June 30, 2010

Miracle Cure for Lesbianism!

Know what sounds like a good idea?

Giving an experimental medicine known to cause birth defects to pregnant mothers, with the goal of treating not the underlying disease they're worried about, but the risk of daughters becoming tomboyish or queer.

The story centers around Dr. Maria New, who's been giving the experimental medication dexamethasone (dex) to pregnant women concerned their child might have congenital adrenal hyperplasia (CAH, an adrenal condition that results sometimes in intersexuality in girls, rarely in death, sometimes in life-long medication, but has also been associated with tomboyishness and lesbianism) without informed consent. It's not approved for use by pregnant women, it doesn't cure CAH so much as reduce some of the masculinization associated with it, and there are studies showing that it results in birth defects in animals.

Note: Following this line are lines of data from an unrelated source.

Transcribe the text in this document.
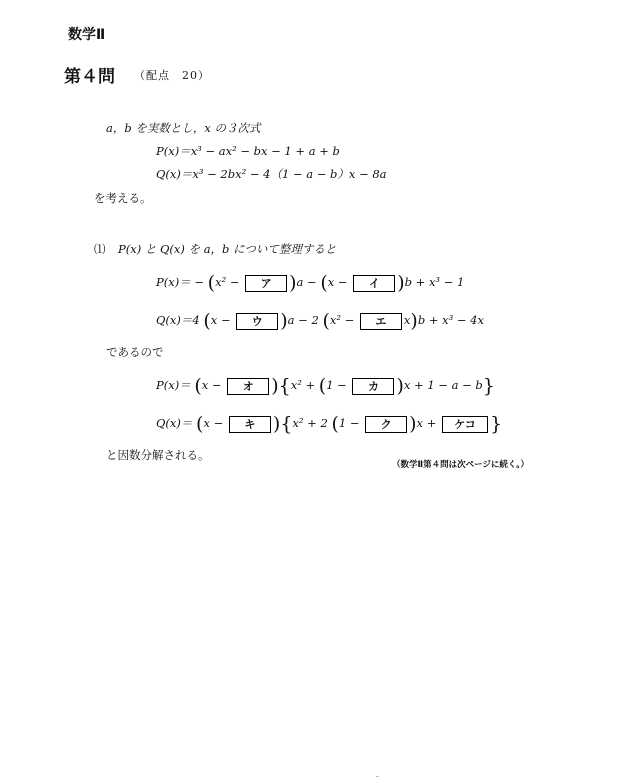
数学Ⅱ
第４問 （配点　20）
a，b を実数とし，x の３次式
P(x)＝x³ − ax² − bx − 1 + a + b
Q(x)＝x³ − 2bx² − 4（1 − a − b）x − 8a
を考える。
⑴ P(x) と Q(x) を a，b について整理すると
P(x)＝ − (x² − ア )a − (x − イ )b + x³ − 1
Q(x)＝4 (x − ウ )a − 2 (x² − エ x)b + x³ − 4x
であるので
P(x)＝ (x − オ ){x² + (1 − カ )x + 1 − a − b}
Q(x)＝ (x − キ ){x² + 2 (1 − ク )x + ケコ }
と因数分解される。
（数学Ⅱ第４問は次ページに続く。）
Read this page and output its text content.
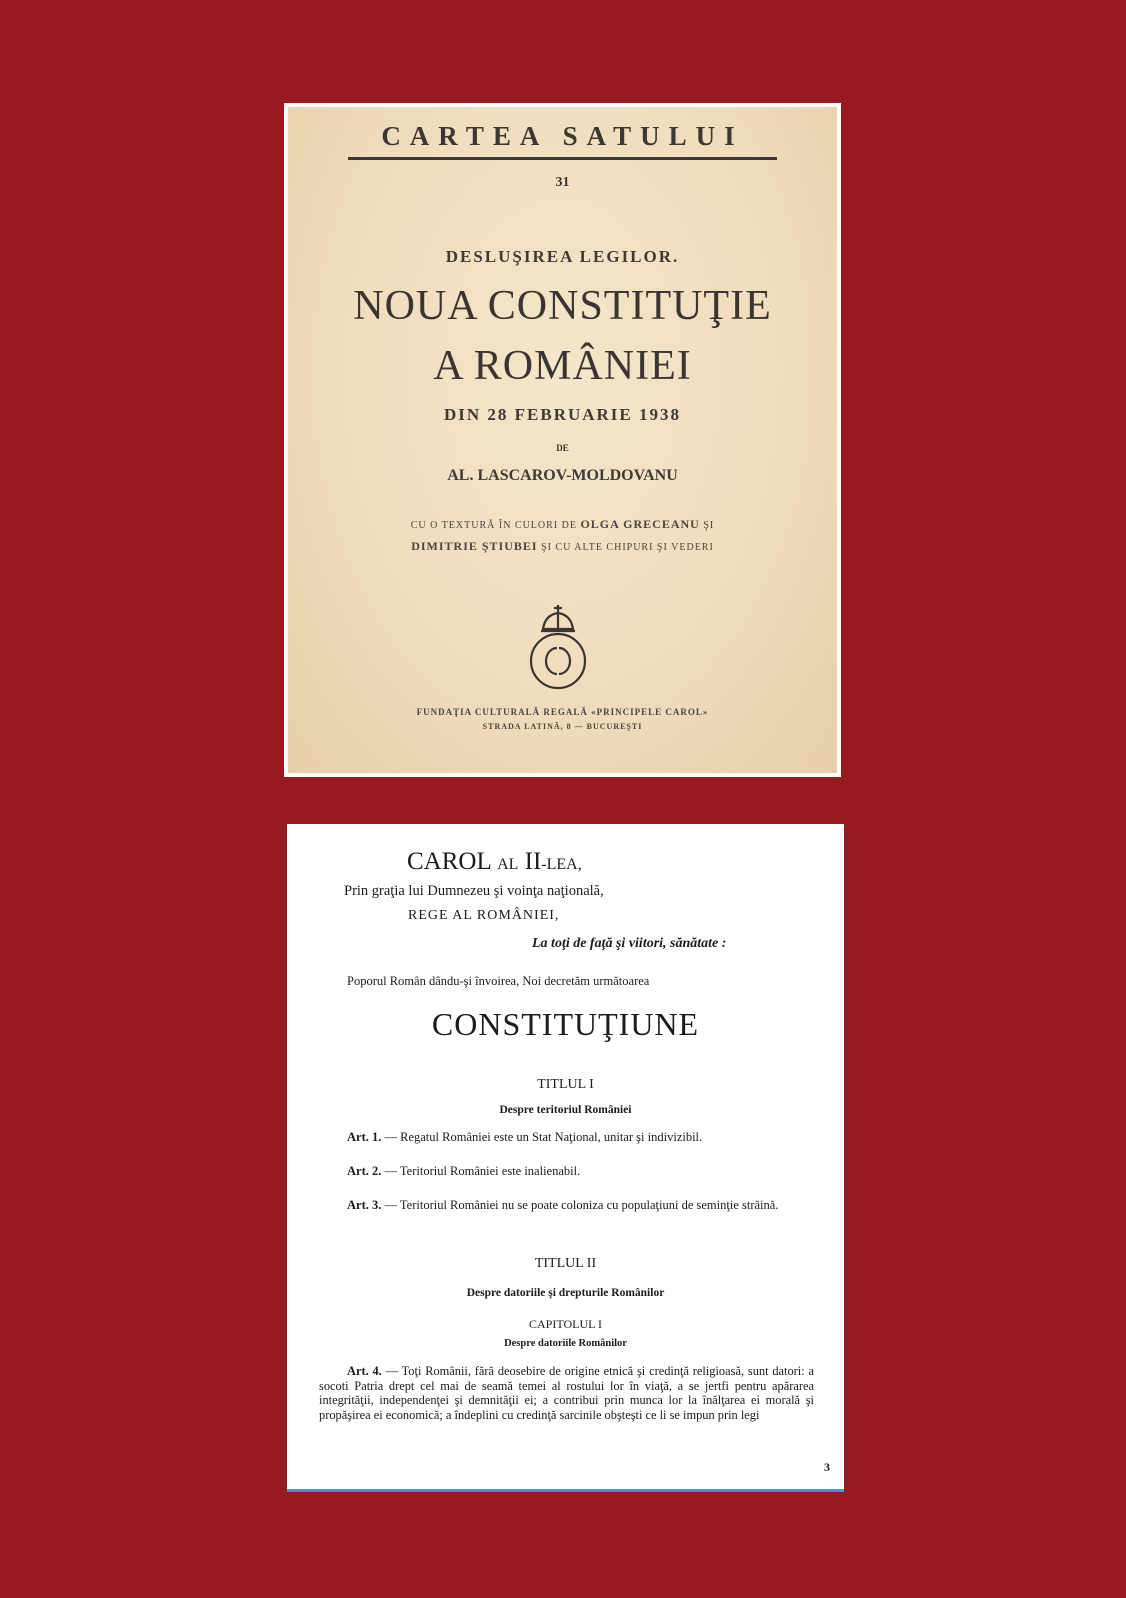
CARTEA SATULUI
31
DESLUŞIREA LEGILOR.
NOUA CONSTITUŢIE
A ROMÂNIEI
DIN 28 FEBRUARIE 1938
DE
AL. LASCAROV-MOLDOVANU
CU O TEXTURĂ ÎN CULORI DE OLGA GRECEANU ŞI
DIMITRIE ŞTIUBEI ŞI CU ALTE CHIPURI ŞI VEDERI
FUNDAŢIA CULTURALĂ REGALĂ «PRINCIPELE CAROL»
STRADA LATINĂ, 8 — BUCUREŞTI
CAROL AL II-LEA,
Prin graţia lui Dumnezeu şi voinţa naţională,
REGE AL ROMÂNIEI,
La toţi de faţă şi viitori, sănătate :
Poporul Român dându-şi învoirea, Noi decretăm următoarea
CONSTITUŢIUNE
TITLUL I
Despre teritoriul României

Art. 1. — Regatul României este un Stat Naţional, unitar şi indivizibil.

Art. 2. — Teritoriul României este inalienabil.

Art. 3. — Teritoriul României nu se poate coloniza cu populaţiuni de seminţie străină.

TITLUL II
Despre datoriile şi drepturile Românilor
CAPITOLUL I
Despre datoriile Românilor

Art. 4. — Toţi Românii, fără deosebire de origine etnică şi credinţă religioasă, sunt datori: a socoti Patria drept cel mai de seamă temei al rostului lor în viaţă, a se jertfi pentru apărarea integrităţii, independenţei şi demnităţii ei; a contribui prin munca lor la înălţarea ei morală şi propăşirea ei economică; a îndeplini cu credinţă sarcinile obşteşti ce li se impun prin legi

3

See, children with CAH don't play with dolls as much as girls without it, and express less interest in getting married or having children as they grow up. Obviously, these terrible symptoms need to be dealt with, so the baby can be sure to grow up appropriately girly.

"The challenge here is . . . to see what could be done to restore this baby to the normal female appearance which would be compatible with her parents presenting her as a girl, with her eventually becoming somebody's wife, and having normal sexual development, and becoming a mother. And she has all the machinery for motherhood, and therefore nothing should stop that, if we can repair her surgically and help her psychologically to continue to grow and develop as a girl."

-- Dr. Maria New

The Bilerico Project has a much more in-depth and less sarcastic analysis on the ethics of trying to treat sexual orientation and gender identity as an illness. I'll be over here incredulously wondering how playing with dolls got to be considered a medical symptom.